First of all, addition of each dimension is significantly increasing the classification accuracy for each kernel, but this tendency stops after 7–12 dimensions. At this point classification gains stable and satisfactory results. Best results most kernels (instead of sigmoid) started to achieve at 16th dimension. The further increase of dimensions from 16 to 31 does not result in significant classification accuracy growth, which means next features do not provide any more important information about data. After 31th dimension in three of five kernels classification accuracy drops, that means some information is excessive and is bringing unnecessary noise to the data set for these kernel functions.

The best results in 16–31 dimensions were comparable for each kernel function, but not sigmoid. Slightly better in this range is a wavelet function. In the larger number of dimensions the best classification accuracy was achieved by linear and polynomial kernel functions, and they achieved best results in the whole research. Sigmoid functions, comparing to the other ones, gave unsatisfactional results. We were unable to select a correct set of parameters for this function to achieve results comparable to other ones.

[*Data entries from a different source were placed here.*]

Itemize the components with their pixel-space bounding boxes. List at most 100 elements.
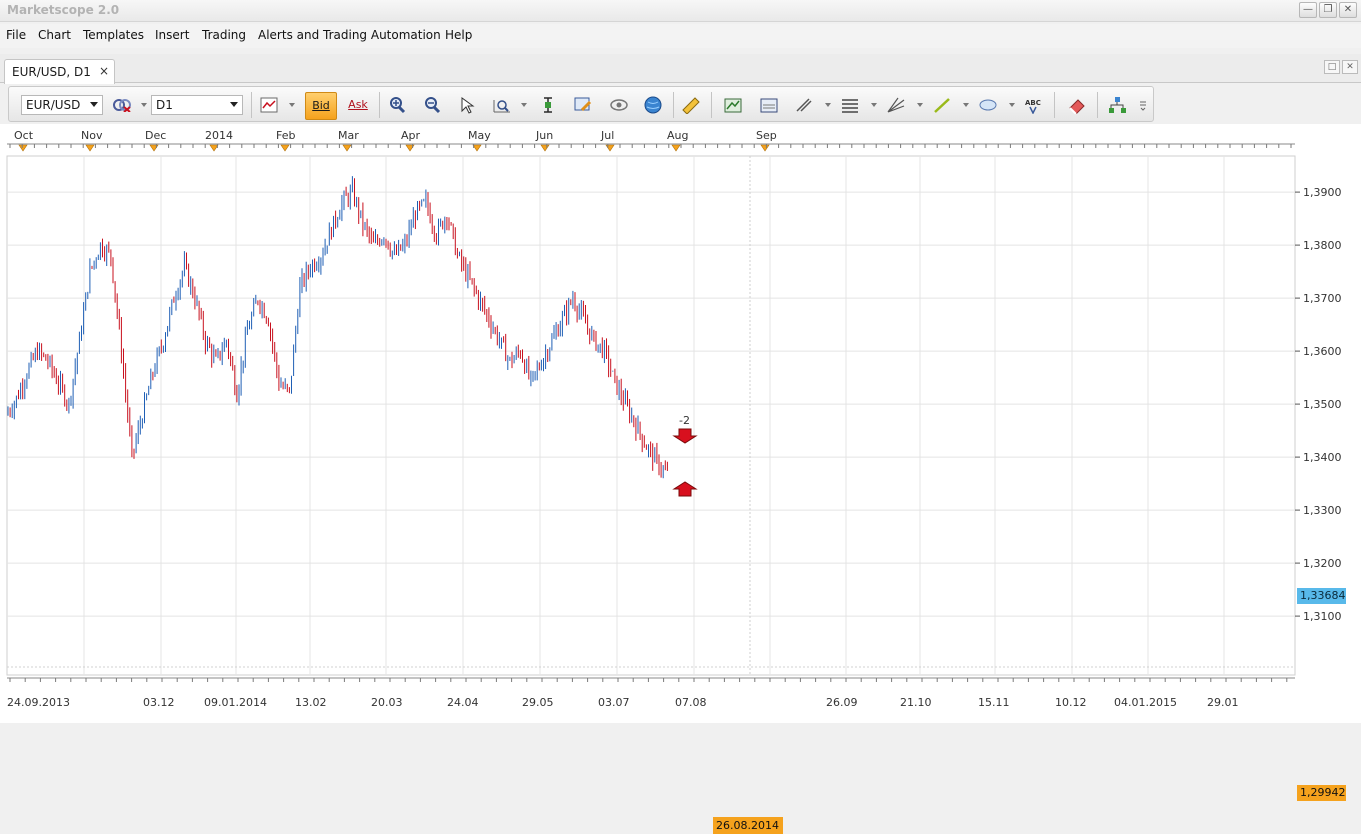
month-labels: Oct Nov Dec 2014 Feb Mar Apr May Jun Jul Aug Sep	[14, 129, 777, 142]
month-label: Nov	[81, 129, 103, 142]
month-label: Mar	[338, 129, 359, 142]
month-label: Aug	[667, 129, 688, 142]
date-label: 24.04	[447, 696, 479, 709]
restore-icon: □	[1327, 62, 1337, 72]
current-price-tag: 1,33684	[1297, 588, 1346, 604]
date-ticks	[9, 678, 1288, 682]
properties-icon[interactable]	[572, 94, 594, 116]
date-label: 03.12	[143, 696, 175, 709]
month-marker-icon	[760, 144, 770, 152]
month-marker-icon	[472, 144, 482, 152]
symbol-value: EUR/USD	[26, 98, 81, 112]
close-icon: ✕	[1343, 4, 1353, 15]
month-marker-icon	[18, 144, 28, 152]
plot-frame	[6, 155, 1296, 676]
ellipse-tool-icon[interactable]	[977, 94, 999, 116]
line-tool-icon[interactable]	[931, 94, 953, 116]
panel-restore-button[interactable]: □	[1324, 60, 1340, 74]
price-label: 1,3900	[1303, 186, 1342, 199]
price-label: 1,3300	[1303, 504, 1342, 517]
price-label: 1,3400	[1303, 451, 1342, 464]
date-label: 15.11	[978, 696, 1010, 709]
month-label: Dec	[145, 129, 166, 142]
month-label: May	[468, 129, 491, 142]
month-label: Feb	[276, 129, 295, 142]
price-label: 1,3700	[1303, 292, 1342, 305]
add-indicator-icon[interactable]	[722, 94, 744, 116]
chart-tab[interactable]: EUR/USD, D1 ×	[4, 59, 115, 84]
ask-button[interactable]: Ask	[344, 92, 372, 120]
hide-show-icon[interactable]	[608, 94, 630, 116]
panel-close-button[interactable]: ✕	[1342, 60, 1358, 74]
minimize-icon: —	[1303, 4, 1313, 15]
month-marker-icon	[85, 144, 95, 152]
toolbar-overflow-icon[interactable]	[1136, 94, 1150, 116]
eraser-icon[interactable]	[1066, 94, 1088, 116]
menu-chart[interactable]: Chart	[38, 28, 71, 42]
date-label: 10.12	[1055, 696, 1087, 709]
close-icon: ✕	[1346, 62, 1354, 72]
text-tool-icon[interactable]: ABC	[1023, 94, 1045, 116]
minimize-button[interactable]: —	[1299, 2, 1317, 18]
date-label: 09.01.2014	[204, 696, 267, 709]
menu-help[interactable]: Help	[445, 28, 472, 42]
menu-file[interactable]: File	[6, 28, 26, 42]
price-label: 1,3600	[1303, 345, 1342, 358]
chart-tab-label: EUR/USD, D1	[12, 65, 91, 79]
chart-type-icon[interactable]	[258, 94, 280, 116]
date-label: 24.09.2013	[7, 696, 70, 709]
crosshair-icon[interactable]	[537, 94, 559, 116]
chart-toolbar: EUR/USD D1 Bid Ask ABC	[8, 86, 1154, 122]
menu-trading[interactable]: Trading	[202, 28, 246, 42]
tab-close-icon[interactable]: ×	[99, 64, 109, 78]
date-label: 03.07	[598, 696, 630, 709]
current-date-tag: 26.08.2014	[713, 817, 783, 834]
month-ticks	[9, 144, 1292, 152]
chart-tab-strip: EUR/USD, D1 × □ ✕	[0, 54, 1361, 84]
zoom-in-icon[interactable]	[386, 94, 408, 116]
candlestick-chart[interactable]: Oct Nov Dec 2014 Feb Mar Apr May Jun Jul Aug Sep 24…	[0, 124, 1361, 723]
date-label: 20.03	[371, 696, 403, 709]
trade-marker-label: -2	[679, 414, 690, 427]
price-label: 1,3800	[1303, 239, 1342, 252]
date-label: 29.05	[522, 696, 554, 709]
globe-icon[interactable]	[642, 94, 664, 116]
month-label: Sep	[756, 129, 777, 142]
fibonacci-icon[interactable]	[793, 94, 815, 116]
symbol-select[interactable]: EUR/USD	[21, 95, 103, 115]
month-marker-icon	[280, 144, 290, 152]
add-chart-icon[interactable]	[758, 94, 780, 116]
chart-area[interactable]: Oct Nov Dec 2014 Feb Mar Apr May Jun Jul Aug Sep 24…	[0, 124, 1361, 834]
restore-icon: ❐	[1323, 4, 1333, 15]
date-label: 07.08	[675, 696, 707, 709]
ruler-icon[interactable]	[680, 94, 702, 116]
date-label: 04.01.2015	[1114, 696, 1177, 709]
month-label: 2014	[205, 129, 233, 142]
close-button[interactable]: ✕	[1339, 2, 1357, 18]
levels-icon[interactable]	[839, 94, 861, 116]
title-bar: Marketscope 2.0 — ❐ ✕	[0, 0, 1361, 22]
pointer-icon[interactable]	[456, 94, 478, 116]
month-label: Apr	[401, 129, 421, 142]
object-tree-icon[interactable]	[1106, 94, 1128, 116]
zoom-out-icon[interactable]	[421, 94, 443, 116]
month-marker-icon	[209, 144, 219, 152]
restore-button[interactable]: ❐	[1319, 2, 1337, 18]
bid-button[interactable]: Bid	[305, 92, 337, 120]
menu-alerts[interactable]: Alerts and Trading Automation	[258, 28, 441, 42]
low-price-tag: 1,29942	[1297, 785, 1346, 801]
window-title: Marketscope 2.0	[7, 3, 120, 17]
svg-text:ABC: ABC	[1025, 99, 1041, 107]
month-marker-icon	[342, 144, 352, 152]
date-label: 26.09	[826, 696, 858, 709]
menu-templates[interactable]: Templates	[83, 28, 144, 42]
compare-symbols-icon[interactable]	[111, 94, 133, 116]
timeframe-select[interactable]: D1	[151, 95, 243, 115]
month-label: Oct	[14, 129, 34, 142]
date-label: 29.01	[1207, 696, 1239, 709]
menu-insert[interactable]: Insert	[155, 28, 189, 42]
zoom-area-icon[interactable]	[491, 94, 513, 116]
trendline-fan-icon[interactable]	[885, 94, 907, 116]
price-labels: 1,3900 1,3800 1,3700 1,3600 1,3500 1,3400 1,33…	[1295, 186, 1342, 623]
month-marker-icon	[605, 144, 615, 152]
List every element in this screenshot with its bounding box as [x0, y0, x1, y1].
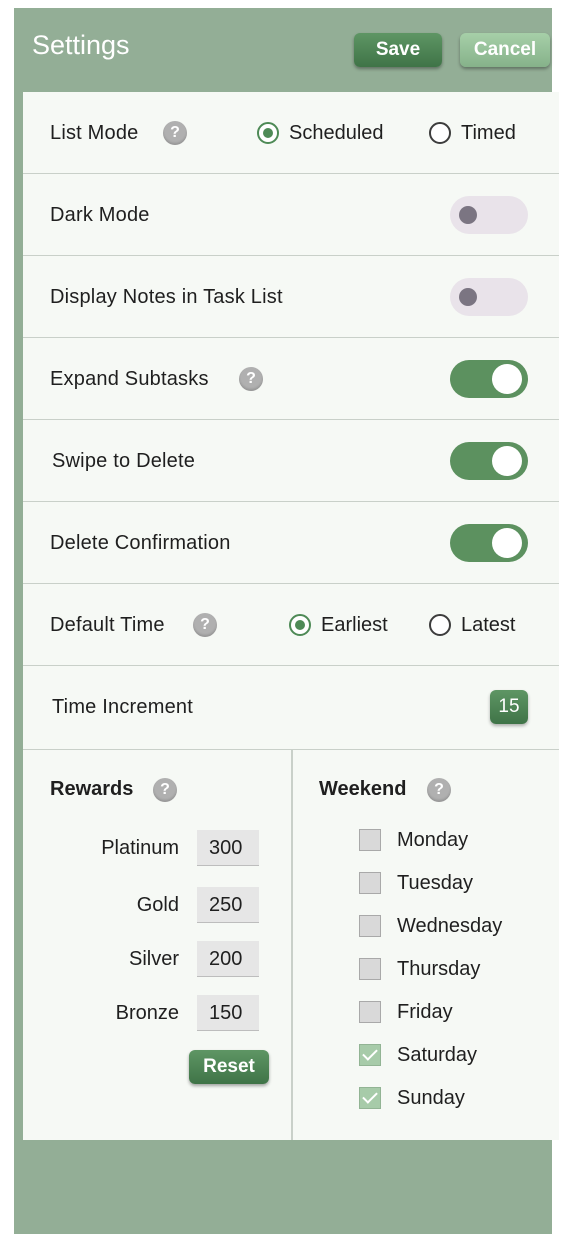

In Fig. 4 the best results achieved during the parameters optimization process are shown. Figure 5 shows differences between classification accuracy achieved during optimization of parameters.

Fig. 4.
figure 4

Classification accuracy referring to the number of dimensions — parameter optimization

Fig. 5.
figure 5

Differences between parameter optimization accuracy and research accuracy

In almost all of the cases results achieved using parameters optimization were better than during the research. Differences are the result of data overfitting. For four of five kernels (instead of the wavelet one) the differences were oscilating about 0%–3% all the time. For wavelet kernel the differences were much larger. For 0 to 30 dimensions they did not exceed 10%. For the larger number of dimensions (above 30) it was oscilating between 15% and 30%. It means this kernel function is the most sensitive to selection of parameters.

7 Conclusion

The method and algorithm of real-time gestures recognition described in this paper can be inserted into the CAVE3D system. Gestures can be successfully recognized using classifiers. Selection of appropriate classifier to solve the problem of gestures recognition is crucial. Based on studies presented in this paper it can be concluded that the decision should fall on the SVM classifier. It should be emphasized however, that results could be slightly different for different sets of gestures or other selected classifiers parameters, but taking into account specific nature of the problem and carefully conducted study by authors, the result of them can be considered as representative for a given research problem.

Also, according to the research presented in this paper, only 16 features are enough to achieve results that are about 1.5%–3% worse than using full data representation. This means that it is possible to reduce data set size about 7–8 times for slightly lower and probably unnoticeable cost of the classification accuracy.

Authors tested selected classifiers and found the best one that fits gesture recognition problem. Then, using this classifier, authors proved that it is possible to reduce the number of data set dimension using different feature data representation. The minimal number of features which gives satisfying result was also found for the data set used in this research.